When the economy is thriving, it is a rare occurrence for a borrower to default on its loans so profoundly that its secured lender needs to repossess its assets. It is even rarer for a commercial landlord to suffer such a profound loss of cash flow that it cannot service its mortgage debt and ultimately loses the property to its mortgagee. Consequently, few in the industry were well practiced in either scenario in 2008. After the past couple of years, however, we are all too familiar with these situations, though, in some cases, we wish we had better documentation to make the repossession process proceed more smoothly.
If a borrower/tenant defaults and its lender, as a secured party, opts to repossess inventory or equipment, it is important for the lender to have a clear agreement in place with the borrower’s landlord that explains the following:
- The landlord does not have any claim on the borrower’s assets (or any claim it does have is subordinate to the lender).
- The lender has the right to enter the property as necessary to repossess the borrower’s assets.
- The lender is responsible only for rent extending through the reasonable time during which it is executing its repossession rights or arranging for a sale, plus any damage it causes during that time.
Without these provisions, it is likely the lender will end up fighting about these issues with the landlord, which slows down the repossession process and makes it more expensive. Contracting for the above provisions up front sounds simple enough, so why is it that lenders do not always do so? Answer: Landlords do not like to agree to these provisions because they are a pure giveaway of rights without receiving any value.
Further, obtaining these agreements from the landlord can be costly for the borrower/tenant. Landlords with strong leverage can charge legal fees to the borrower/tenant for the cost of having the landlord’s counsel review the proposed agreement. These landlords may also charge a processing fee or extract some other costly concession in exchange for the landlord’s consent.

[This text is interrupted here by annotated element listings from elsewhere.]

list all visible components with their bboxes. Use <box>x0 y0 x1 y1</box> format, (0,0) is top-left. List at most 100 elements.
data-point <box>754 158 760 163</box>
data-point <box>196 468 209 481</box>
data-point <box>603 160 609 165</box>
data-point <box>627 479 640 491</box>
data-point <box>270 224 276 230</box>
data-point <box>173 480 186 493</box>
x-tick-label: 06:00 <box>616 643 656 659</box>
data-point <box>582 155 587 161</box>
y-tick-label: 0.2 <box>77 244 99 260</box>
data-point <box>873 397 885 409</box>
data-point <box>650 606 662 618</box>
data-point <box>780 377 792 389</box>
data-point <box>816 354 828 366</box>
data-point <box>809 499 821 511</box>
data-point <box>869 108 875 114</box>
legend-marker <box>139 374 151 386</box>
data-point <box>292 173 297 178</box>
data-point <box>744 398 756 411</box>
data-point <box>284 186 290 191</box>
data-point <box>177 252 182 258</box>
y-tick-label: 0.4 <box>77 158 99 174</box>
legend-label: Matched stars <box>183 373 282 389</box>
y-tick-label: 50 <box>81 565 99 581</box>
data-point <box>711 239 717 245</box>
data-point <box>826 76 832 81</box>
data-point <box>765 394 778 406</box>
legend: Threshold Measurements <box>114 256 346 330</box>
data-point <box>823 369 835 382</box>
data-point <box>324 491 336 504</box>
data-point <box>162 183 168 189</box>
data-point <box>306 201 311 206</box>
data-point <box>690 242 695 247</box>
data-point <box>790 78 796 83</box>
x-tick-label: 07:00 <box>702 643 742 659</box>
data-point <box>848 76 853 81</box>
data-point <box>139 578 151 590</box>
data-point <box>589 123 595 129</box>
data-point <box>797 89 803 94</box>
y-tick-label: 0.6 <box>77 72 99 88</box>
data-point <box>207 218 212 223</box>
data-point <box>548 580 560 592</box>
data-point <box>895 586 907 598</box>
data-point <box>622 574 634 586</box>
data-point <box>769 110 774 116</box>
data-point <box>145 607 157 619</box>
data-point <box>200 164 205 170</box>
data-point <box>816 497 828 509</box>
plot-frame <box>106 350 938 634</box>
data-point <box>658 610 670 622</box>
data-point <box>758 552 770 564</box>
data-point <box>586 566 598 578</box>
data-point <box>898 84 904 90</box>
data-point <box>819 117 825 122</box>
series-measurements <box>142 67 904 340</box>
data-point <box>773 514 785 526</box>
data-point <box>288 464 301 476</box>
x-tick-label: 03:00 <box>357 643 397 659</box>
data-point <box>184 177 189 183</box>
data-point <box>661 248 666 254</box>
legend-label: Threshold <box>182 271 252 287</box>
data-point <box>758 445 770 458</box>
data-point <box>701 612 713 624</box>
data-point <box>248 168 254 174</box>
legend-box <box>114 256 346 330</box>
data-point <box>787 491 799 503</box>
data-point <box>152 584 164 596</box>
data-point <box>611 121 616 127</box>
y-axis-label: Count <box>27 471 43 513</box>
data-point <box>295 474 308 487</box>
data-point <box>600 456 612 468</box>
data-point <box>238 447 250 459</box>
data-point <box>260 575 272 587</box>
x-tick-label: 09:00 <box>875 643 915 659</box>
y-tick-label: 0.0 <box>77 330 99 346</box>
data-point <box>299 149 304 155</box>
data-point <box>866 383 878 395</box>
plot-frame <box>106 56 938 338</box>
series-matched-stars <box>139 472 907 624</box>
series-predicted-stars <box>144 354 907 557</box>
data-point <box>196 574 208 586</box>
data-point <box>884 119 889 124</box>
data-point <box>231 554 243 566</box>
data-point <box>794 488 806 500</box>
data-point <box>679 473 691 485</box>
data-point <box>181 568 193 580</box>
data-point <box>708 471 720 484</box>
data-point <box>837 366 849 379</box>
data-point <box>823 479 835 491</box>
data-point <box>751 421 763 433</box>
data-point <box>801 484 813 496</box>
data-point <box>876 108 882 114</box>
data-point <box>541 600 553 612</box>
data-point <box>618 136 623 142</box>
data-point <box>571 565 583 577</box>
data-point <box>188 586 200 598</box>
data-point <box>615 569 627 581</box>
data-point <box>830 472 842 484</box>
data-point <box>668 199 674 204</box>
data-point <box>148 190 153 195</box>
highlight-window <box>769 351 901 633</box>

And because landlords dislike these agreements, negotiations can take a lot of time. In cases where these agreements are heavily negotiated, they often result in an awkward three-way conversation among lender counsel, tenant counsel and landlord counsel—each trying to avoid responsibility for moving it along. Whoever has the most leverage (usually the lender) generally imposes its will. The borrower/tenant almost always ends up getting caught in the middle.
Subordination, Non-Disturbance and Attornment Agreements
One major concern for a tenant (and, potentially, lenders who have secured interests in the tenant’s property) is that if the tenant’s landlord defaults on its mortgage loan to its mortgagee, the tenant could lose its lease rights and be evicted (if the lease is on tenant-attractive terms) or see its rent expense greatly increased. An aggressive mortgagee also could try to obtain property belonging to the tenant (which also may be security for the tenant’s loans with its lender) if there is any ambiguity about whether the property belongs to the tenant or is a fixture belonging to the property owner.
It is important in this case to have an agreement in place among the tenant, its landlord, and the landlord’s mortgagee to protect the tenant and, in many cases, the tenant’s lender. This agreement is typically referred to as a Subordination, Non-disturbance and Attornment Agreement, or “SNDA.” First, the SNDA states that even if the landlord defaults and the mortgagee forecloses, the mortgagee will respect the tenant’s lease on its terms (Non-Disturbance).
In return, the mortgagee reasonably asks for the tenant’s acknowledgment that, subject to Non-Disturbance, its lease rights are subordinate to the landlord’s mortgage (Subordination). The mortgagee will also ask the tenant to acknowledge that it does not own any of the fixtures to the mortgaged property. To the extent there is ambiguity regarding whether any of the tenant’s property is a fixture, the tenant will want to ensure this is clarified in the agreement. Finally, the mortgagee will ask the tenant to acknowledge that it will pay rent to the mortgagee after any foreclosure (Attornment).
Again, obtaining such an agreement makes sense, so why do we not see more of them? Answer: They, too, are painful to negotiate. However, since an SNDA may be sought by either the tenant (seeking Non-Disturbance) or the mortgagee (seeking Subordination and Attornment), there often is more common ground to work from than there is with landlord waivers.
Landlord waivers are helpful tools for loans for which equipment or inventory are material collateral. Subordination, Non-Disturbance and Attornment Agreements (SNDAs) are helpful tools when the tenant/borrower has important lease rights or the landlord/mortgagor has existing leases in place. Consider seeking these agreements, but know that it will be a bit of a struggle.